The allusion to the stopping of the horse-fiddle was Greek to Mrs. Edwards, to whose ears the story had never come. But the present was not a time for general inquiries. It sufficed that she saw the main point, the persuasive power of beauty over mankind.
"It may be that you had better go," she said. "If you fail I will go myself to my husband, and meantime I shall be in prayer, that this cup may pass from us."

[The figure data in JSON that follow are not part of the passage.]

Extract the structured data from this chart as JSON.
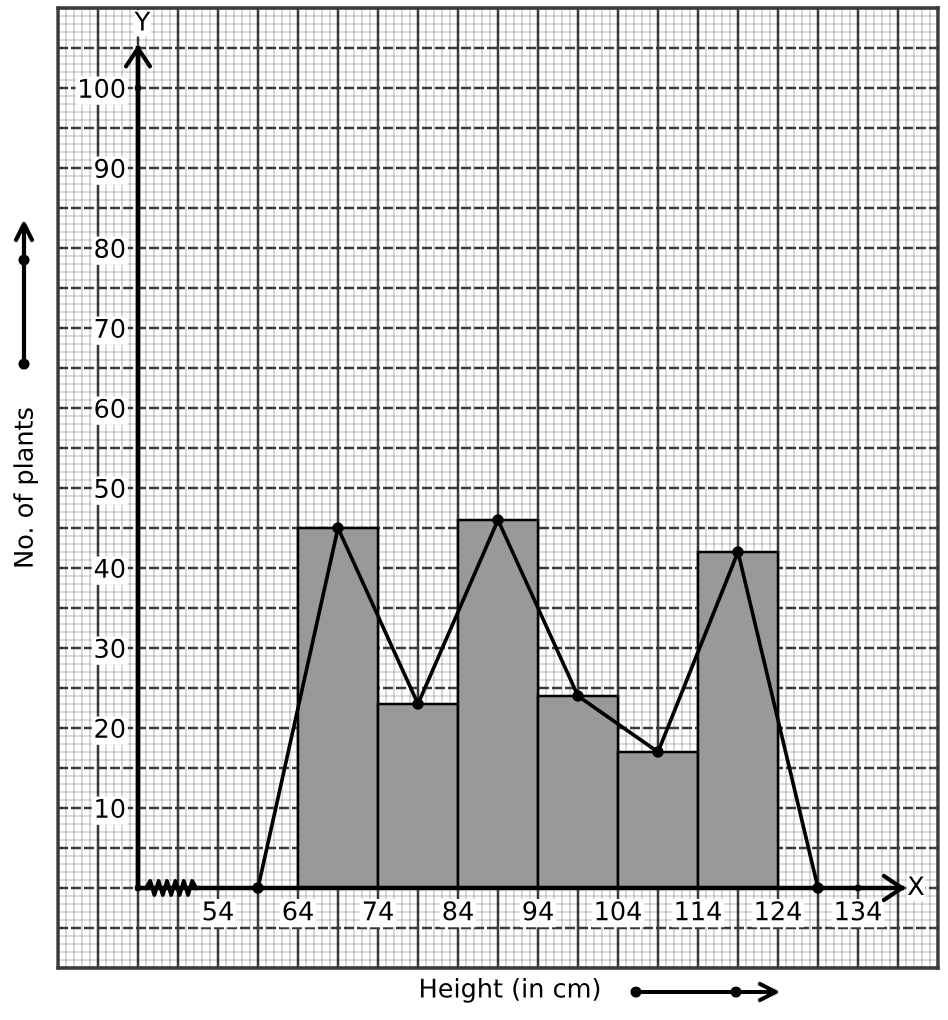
{
  "chart_data": {
    "type": "histogram",
    "xlabel": "Height (in cm)",
    "ylabel": "No. of plants",
    "series": [
      {
        "bins": [
          64,
          74,
          84,
          94,
          104,
          114,
          124
        ],
        "values": [
          45,
          23,
          46,
          24,
          17,
          42
        ],
        "color": "#999999"
      },
      {
        "type": "line",
        "x": [
          59,
          69,
          79,
          89,
          99,
          109,
          119,
          129
        ],
        "values": [
          0,
          45,
          23,
          46,
          24,
          17,
          42,
          0
        ],
        "color": "#000000",
        "marker": "circle",
        "line_style": "solid"
      }
    ],
    "xlim": [
      34,
      144
    ],
    "ylim": [
      -10,
      110
    ],
    "xticks": [
      54,
      64,
      74,
      84,
      94,
      104,
      114,
      124,
      134
    ],
    "yticks": [
      10,
      20,
      30,
      40,
      50,
      60,
      70,
      80,
      90,
      100
    ],
    "grid": true,
    "annotations": [
      "X",
      "Y"
    ]
  }
}
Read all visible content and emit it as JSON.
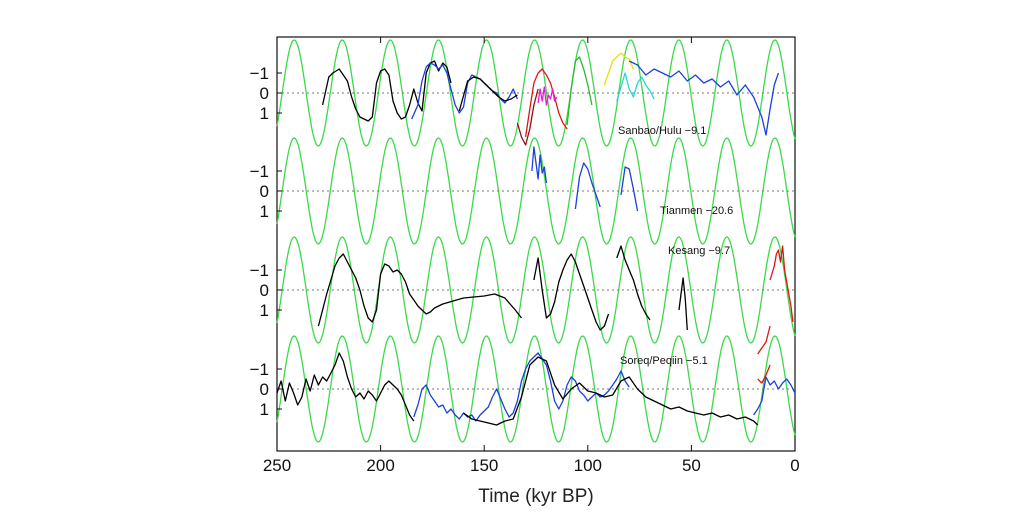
{
  "chart_data": {
    "type": "line",
    "title": "",
    "xlabel": "Time (kyr BP)",
    "ylabel": "",
    "xlim": [
      250,
      0
    ],
    "x_ticks": [
      250,
      200,
      150,
      100,
      50,
      0
    ],
    "x_tick_labels": [
      "250",
      "200",
      "150",
      "100",
      "50",
      "0"
    ],
    "y_tick_labels": [
      "−1",
      "0",
      "1"
    ],
    "grid": false,
    "insolation_color": "#3cd94a",
    "panels": [
      {
        "name": "Sanbao/Hulu",
        "label": "Sanbao/Hulu  −9.1",
        "insolation_phase": 0,
        "series": [
          {
            "name": "black",
            "color": "#000000",
            "x": [
              228,
              225,
              223,
              220,
              218,
              216,
              214,
              212,
              210,
              208,
              206,
              204,
              202,
              200,
              198,
              196,
              194,
              192,
              190,
              188,
              186,
              184,
              182,
              180,
              178,
              176,
              174,
              172,
              170,
              168,
              166
            ],
            "y": [
              0.6,
              -0.8,
              -1.0,
              -1.2,
              -0.9,
              -0.6,
              0.2,
              0.8,
              1.2,
              1.3,
              1.4,
              1.2,
              -0.5,
              -1.1,
              -1.2,
              -0.9,
              0.4,
              1.0,
              1.3,
              1.2,
              0.6,
              -0.2,
              0.5,
              0.9,
              -1.0,
              -1.5,
              -1.6,
              -1.1,
              -1.5,
              -1.3,
              -0.5
            ]
          },
          {
            "name": "blue",
            "color": "#1b3fe0",
            "x": [
              185,
              182,
              180,
              178,
              176,
              174,
              172,
              170,
              168,
              166,
              164,
              162,
              160,
              158,
              156,
              154,
              152,
              150,
              148,
              146,
              144,
              142,
              140,
              138,
              136,
              134
            ],
            "y": [
              1.3,
              0.6,
              -0.6,
              -1.3,
              -1.5,
              -1.4,
              -1.2,
              -1.4,
              -1.0,
              -0.2,
              0.6,
              1.0,
              0.7,
              -0.5,
              -0.9,
              -0.8,
              -0.7,
              -0.5,
              -0.3,
              -0.1,
              0.0,
              0.3,
              0.5,
              0.2,
              -0.2,
              0.3
            ]
          },
          {
            "name": "black-2",
            "color": "#000000",
            "x": [
              162,
              158,
              155,
              152,
              149,
              146,
              143,
              140,
              137,
              134
            ],
            "y": [
              0.9,
              -0.6,
              -0.8,
              -0.7,
              -0.4,
              -0.1,
              0.2,
              0.4,
              0.3,
              0.1
            ]
          },
          {
            "name": "darkred",
            "color": "#8b1010",
            "x": [
              134,
              132,
              130,
              128,
              126,
              124
            ],
            "y": [
              1.5,
              2.2,
              2.6,
              1.8,
              0.6,
              -0.2
            ]
          },
          {
            "name": "red",
            "color": "#e01515",
            "x": [
              130,
              128,
              126,
              124,
              122,
              120,
              118,
              116,
              114,
              112,
              110
            ],
            "y": [
              2.2,
              0.8,
              -0.5,
              -1.0,
              -1.2,
              -0.9,
              -0.5,
              0.2,
              1.0,
              1.5,
              1.8
            ]
          },
          {
            "name": "magenta",
            "color": "#e818d8",
            "x": [
              124,
              123,
              122,
              121,
              120,
              119,
              118,
              117,
              116,
              115
            ],
            "y": [
              0.5,
              -0.2,
              0.4,
              -0.3,
              0.6,
              0.1,
              0.3,
              -0.2,
              0.4,
              0.2
            ]
          },
          {
            "name": "green",
            "color": "#2eb82e",
            "x": [
              110,
              108,
              106,
              104,
              102,
              100,
              98
            ],
            "y": [
              1.6,
              -0.2,
              -1.6,
              -1.8,
              -1.2,
              -0.4,
              0.6
            ]
          },
          {
            "name": "yellow",
            "color": "#e5e010",
            "x": [
              92,
              90,
              88,
              86,
              84,
              82,
              80,
              78
            ],
            "y": [
              -0.4,
              -1.0,
              -1.6,
              -1.8,
              -2.0,
              -1.8,
              -1.7,
              -1.2
            ]
          },
          {
            "name": "cyan",
            "color": "#20d6d6",
            "x": [
              86,
              84,
              82,
              80,
              78,
              76,
              74,
              72,
              70,
              68
            ],
            "y": [
              0.4,
              -0.3,
              -1.0,
              -0.2,
              0.2,
              -0.5,
              -0.8,
              -0.4,
              -0.1,
              0.3
            ]
          },
          {
            "name": "blue-2",
            "color": "#1b3fe0",
            "x": [
              80,
              76,
              72,
              68,
              64,
              60,
              56,
              52,
              48,
              44,
              40,
              36,
              32,
              28,
              24,
              20,
              16,
              14,
              12,
              10,
              8
            ],
            "y": [
              -1.6,
              -1.4,
              -0.9,
              -1.2,
              -1.0,
              -0.8,
              -1.1,
              -0.6,
              -0.9,
              -0.5,
              -0.7,
              -0.3,
              -0.6,
              0.1,
              -0.4,
              0.2,
              1.2,
              2.1,
              0.8,
              -0.4,
              -1.0
            ]
          }
        ]
      },
      {
        "name": "Tianmen",
        "label": "Tianmen −20.6",
        "insolation_phase": 0,
        "series": [
          {
            "name": "blue",
            "color": "#1b3fe0",
            "x": [
              127,
              126,
              125,
              124,
              123,
              122,
              121,
              120
            ],
            "y": [
              -1.0,
              -2.2,
              -1.4,
              -0.6,
              -1.8,
              -0.9,
              -1.2,
              -0.4
            ]
          },
          {
            "name": "blue-2",
            "color": "#1b3fe0",
            "x": [
              106,
              104,
              102,
              100,
              98,
              96,
              94
            ],
            "y": [
              0.9,
              -0.7,
              -1.4,
              -1.1,
              -0.4,
              0.2,
              0.8
            ]
          },
          {
            "name": "blue-3",
            "color": "#1b3fe0",
            "x": [
              84,
              82,
              80,
              78,
              76
            ],
            "y": [
              0.2,
              -1.2,
              -1.1,
              -0.1,
              1.0
            ]
          }
        ]
      },
      {
        "name": "Kesang",
        "label": "Kesang  −9.7",
        "insolation_phase": 0,
        "series": [
          {
            "name": "black",
            "color": "#000000",
            "x": [
              230,
              228,
              226,
              224,
              222,
              220,
              218,
              216,
              214,
              212,
              210,
              208,
              206,
              204,
              202,
              200,
              198,
              196,
              194,
              192,
              190,
              188,
              186,
              184,
              182,
              180,
              178,
              176,
              174,
              172,
              170,
              165,
              160,
              155,
              150,
              145,
              140,
              135,
              132
            ],
            "y": [
              1.8,
              1.0,
              0.2,
              -0.5,
              -1.2,
              -1.6,
              -1.8,
              -1.4,
              -1.0,
              -0.6,
              0.0,
              0.8,
              1.4,
              1.6,
              1.0,
              -0.8,
              -1.3,
              -1.2,
              -0.9,
              -1.0,
              -0.8,
              -0.4,
              0.2,
              0.5,
              0.8,
              1.0,
              1.2,
              1.1,
              0.9,
              0.8,
              0.7,
              0.55,
              0.4,
              0.35,
              0.3,
              0.2,
              0.4,
              1.0,
              1.4
            ]
          },
          {
            "name": "black-2",
            "color": "#000000",
            "x": [
              126,
              124,
              122,
              120,
              118,
              116,
              114,
              112,
              110,
              108,
              106,
              104,
              102,
              100,
              98,
              96,
              94,
              92,
              90
            ],
            "y": [
              -0.5,
              -1.6,
              0.0,
              1.4,
              1.2,
              0.6,
              -0.4,
              -1.0,
              -1.5,
              -1.8,
              -1.4,
              -0.8,
              -0.2,
              0.4,
              1.0,
              1.6,
              2.0,
              1.8,
              1.2
            ]
          },
          {
            "name": "black-3",
            "color": "#000000",
            "x": [
              86,
              84,
              82,
              80,
              78,
              76,
              74,
              72,
              70
            ],
            "y": [
              -1.6,
              -2.2,
              -1.5,
              -1.0,
              -0.5,
              0.2,
              0.8,
              1.2,
              1.5
            ]
          },
          {
            "name": "black-4",
            "color": "#000000",
            "x": [
              56,
              55,
              54,
              53,
              52
            ],
            "y": [
              1.0,
              0.2,
              -0.6,
              0.4,
              2.0
            ]
          },
          {
            "name": "red",
            "color": "#e01515",
            "x": [
              12,
              10,
              9,
              8,
              7,
              6,
              5,
              4,
              3,
              2,
              1
            ],
            "y": [
              -0.5,
              -1.2,
              -1.8,
              -2.0,
              -1.4,
              -2.2,
              -1.0,
              -0.4,
              0.2,
              0.8,
              1.6
            ]
          },
          {
            "name": "red-2",
            "color": "#e01515",
            "x": [
              18,
              16,
              14,
              12
            ],
            "y": [
              3.2,
              2.9,
              2.6,
              1.8
            ]
          }
        ]
      },
      {
        "name": "Soreq/Peqiin",
        "label": "Soreq/Peqiin  −5.1",
        "insolation_phase": 0,
        "series": [
          {
            "name": "black",
            "color": "#000000",
            "x": [
              250,
              248,
              246,
              244,
              242,
              240,
              238,
              236,
              234,
              232,
              230,
              228,
              226,
              224,
              222,
              220,
              218,
              216,
              214,
              212,
              210,
              208,
              206,
              204,
              202,
              200,
              198,
              196,
              194,
              192,
              190,
              188,
              186,
              184
            ],
            "y": [
              0.2,
              -0.4,
              0.6,
              -0.3,
              0.2,
              0.8,
              0.4,
              -0.5,
              0.1,
              -0.7,
              -0.2,
              -0.6,
              -0.4,
              -0.8,
              -1.2,
              -1.8,
              -1.4,
              -0.6,
              0.0,
              0.4,
              0.2,
              0.5,
              0.1,
              0.3,
              0.6,
              0.2,
              -0.2,
              -0.4,
              -0.2,
              0.0,
              0.3,
              0.8,
              1.3,
              1.6
            ]
          },
          {
            "name": "blue",
            "color": "#1b3fe0",
            "x": [
              184,
              182,
              180,
              178,
              176,
              174,
              172,
              170,
              168,
              166,
              164,
              162,
              160,
              158,
              156,
              154,
              152,
              150,
              148,
              146,
              144,
              142,
              140,
              138,
              136,
              134,
              132,
              130,
              128,
              126,
              124,
              122,
              120,
              118,
              116,
              114,
              112,
              110,
              108,
              106,
              104,
              102,
              100,
              98,
              96,
              94,
              92,
              90,
              88,
              86,
              84,
              82,
              80
            ],
            "y": [
              1.4,
              0.8,
              0.0,
              -0.2,
              0.3,
              0.6,
              0.9,
              0.8,
              1.2,
              1.0,
              1.3,
              1.5,
              1.2,
              1.4,
              1.3,
              1.6,
              1.3,
              1.1,
              0.9,
              0.4,
              0.0,
              0.5,
              1.0,
              1.4,
              1.2,
              0.6,
              -0.4,
              -1.0,
              -1.4,
              -1.6,
              -1.8,
              -1.5,
              -1.2,
              -0.4,
              0.6,
              1.0,
              0.6,
              -0.2,
              -0.6,
              -0.4,
              0.1,
              0.3,
              0.6,
              0.4,
              0.2,
              0.4,
              0.3,
              0.1,
              -0.2,
              -0.5,
              -0.9,
              -0.4,
              -0.1
            ]
          },
          {
            "name": "black-2",
            "color": "#000000",
            "x": [
              160,
              156,
              152,
              148,
              144,
              140,
              136,
              132,
              128,
              124,
              120,
              116,
              112,
              108,
              104,
              100,
              96,
              92,
              88,
              84,
              80,
              76,
              72,
              68,
              64,
              60,
              56,
              52,
              48,
              44,
              40,
              36,
              32,
              28,
              24,
              20,
              18
            ],
            "y": [
              1.2,
              1.5,
              1.6,
              1.7,
              1.8,
              1.6,
              1.5,
              0.4,
              -1.2,
              -1.6,
              -1.4,
              -0.2,
              0.5,
              0.0,
              -0.3,
              0.1,
              0.2,
              0.4,
              0.3,
              -0.4,
              -0.6,
              0.0,
              0.4,
              0.6,
              0.8,
              1.0,
              0.9,
              1.1,
              1.2,
              1.3,
              1.2,
              1.4,
              1.3,
              1.5,
              1.4,
              1.6,
              1.8
            ]
          },
          {
            "name": "blue-2",
            "color": "#1b3fe0",
            "x": [
              20,
              18,
              16,
              14,
              12,
              10,
              8,
              6,
              4,
              2,
              0
            ],
            "y": [
              1.3,
              1.0,
              0.6,
              -0.6,
              -0.2,
              -0.4,
              0.0,
              -0.3,
              -0.5,
              -0.2,
              0.2
            ]
          },
          {
            "name": "red",
            "color": "#e01515",
            "x": [
              18,
              16,
              14,
              12
            ],
            "y": [
              -0.5,
              -0.3,
              -0.7,
              -1.2
            ]
          }
        ]
      }
    ]
  }
}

Hastily the girl gathered her beautiful disheveled hair into a ribbon behind, removed the traces of tears from her wild and terror-stricken eyes, and not stopping even for her hat, in her fear that she might be too late, left the house and made her way through the throng before the Fennell house. At sight of her pallid cheeks and set lips, the ribald jeer died on the lips even of the drunken, and the people made way for her in silence. It was not that they had ever liked her, or now sympathized with her. She had always held herself too daintily aloof from speech or contact with them for that, but they guessed her errand, and had a certain rude sense of the pathos of such a humiliation for the haughty Desire Edwards.